Right-angled triangles have $3$ excircles. I'm struggling to find a formula which gives me the radius of all three excircles. I've been struggling with this for a while. I've done some Googling, and I think I have parts of the correct formula:
\begin{align} s &= \frac{a+b+c}{2} & A &= \sqrt{s(s-a)(s-b)(s-c)} \\[0.5em] r_1 &= \frac{A}{s-a} & r_2 &= \frac{A}{s-b} \hspace{3em} r_3 = \frac{A}{s-c} \end{align}
$A$ is the area of the right-angled triangle; $a$, $b$, and $c$ are sides of the right-angled triangle; $s$ is the semi-perimeter of the right-angled triangle; $r_1, r_2$ and $r_3$ are the radius of the excircles.

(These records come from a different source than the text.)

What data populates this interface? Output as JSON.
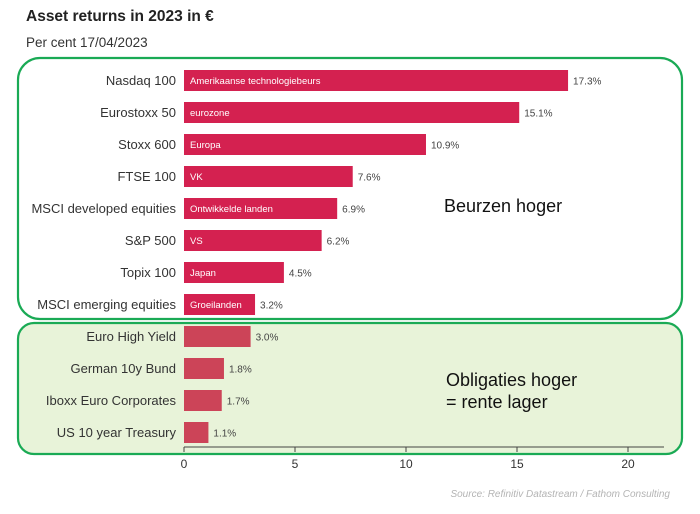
{
  "title": "Asset returns in 2023 in €",
  "subtitle": "Per cent 17/04/2023",
  "source": "Source: Refinitiv Datastream / Fathom Consulting",
  "chart_data": {
    "type": "bar",
    "orientation": "horizontal",
    "categories": [
      "Nasdaq 100",
      "Eurostoxx 50",
      "Stoxx 600",
      "FTSE 100",
      "MSCI developed equities",
      "S&P 500",
      "Topix 100",
      "MSCI emerging equities",
      "Euro High Yield",
      "German 10y Bund",
      "Iboxx Euro Corporates",
      "US 10 year Treasury"
    ],
    "values": [
      17.3,
      15.1,
      10.9,
      7.6,
      6.9,
      6.2,
      4.5,
      3.2,
      3.0,
      1.8,
      1.7,
      1.1
    ],
    "value_labels": [
      "17.3%",
      "15.1%",
      "10.9%",
      "7.6%",
      "6.9%",
      "6.2%",
      "4.5%",
      "3.2%",
      "3.0%",
      "1.8%",
      "1.7%",
      "1.1%"
    ],
    "bar_annotations": [
      "Amerikaanse technologiebeurs",
      "eurozone",
      "Europa",
      "VK",
      "Ontwikkelde landen",
      "VS",
      "Japan",
      "Groeilanden",
      "",
      "",
      "",
      ""
    ],
    "group": [
      "equity",
      "equity",
      "equity",
      "equity",
      "equity",
      "equity",
      "equity",
      "equity",
      "bond",
      "bond",
      "bond",
      "bond"
    ],
    "xticks": [
      0,
      5,
      10,
      15,
      20
    ],
    "xlim": [
      0,
      21
    ],
    "xlabel": "",
    "ylabel": "",
    "grid": false,
    "colors": {
      "equity_bar": "#d42150",
      "bond_bar": "#cc4458",
      "group_border": "#1aaa55",
      "bond_fill": "#e8f3d9",
      "axis": "#444444",
      "label_text": "#333333"
    },
    "group_annotations": {
      "equity": [
        "Beurzen hoger"
      ],
      "bond": [
        "Obligaties hoger",
        "= rente lager"
      ]
    }
  }
}
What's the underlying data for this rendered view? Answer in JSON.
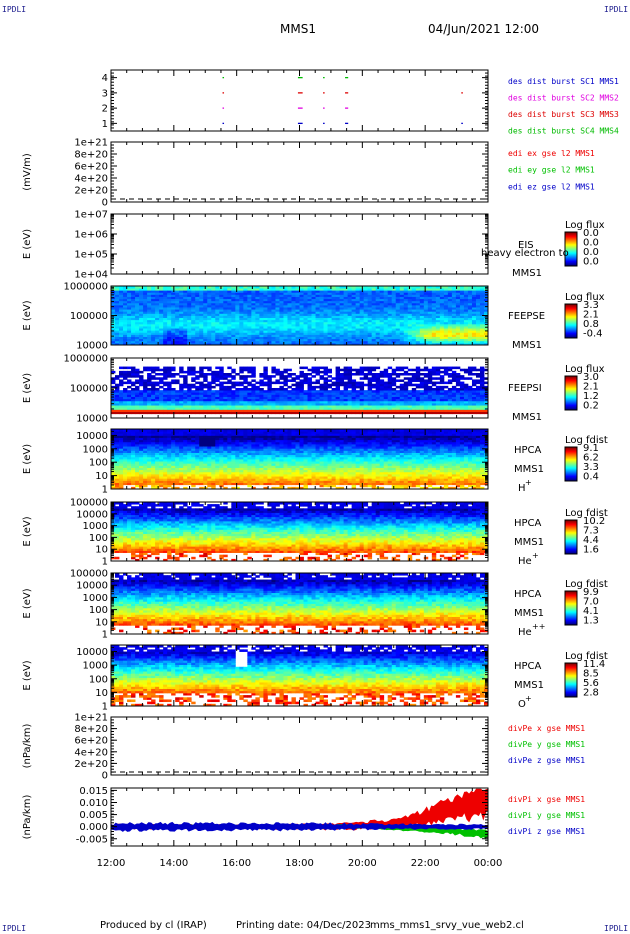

Can anyone find the formula? (Preferably I would like a formula without using any angles.)
Not a problem:), and this is how you can arrive at the result!
We know that $\Delta = \frac{abc}{4R}$
Now I will assume that $c$ is the hypotenuse. Draw a circum-circle around your triangle you can easily observe by Thales theorem that $c$ is the diameter of the circle . Hence $c=2R$, Therefore $\Delta = \frac{ab}{2}$ or Area is triangle = $\frac{1}{2}$ * base * height.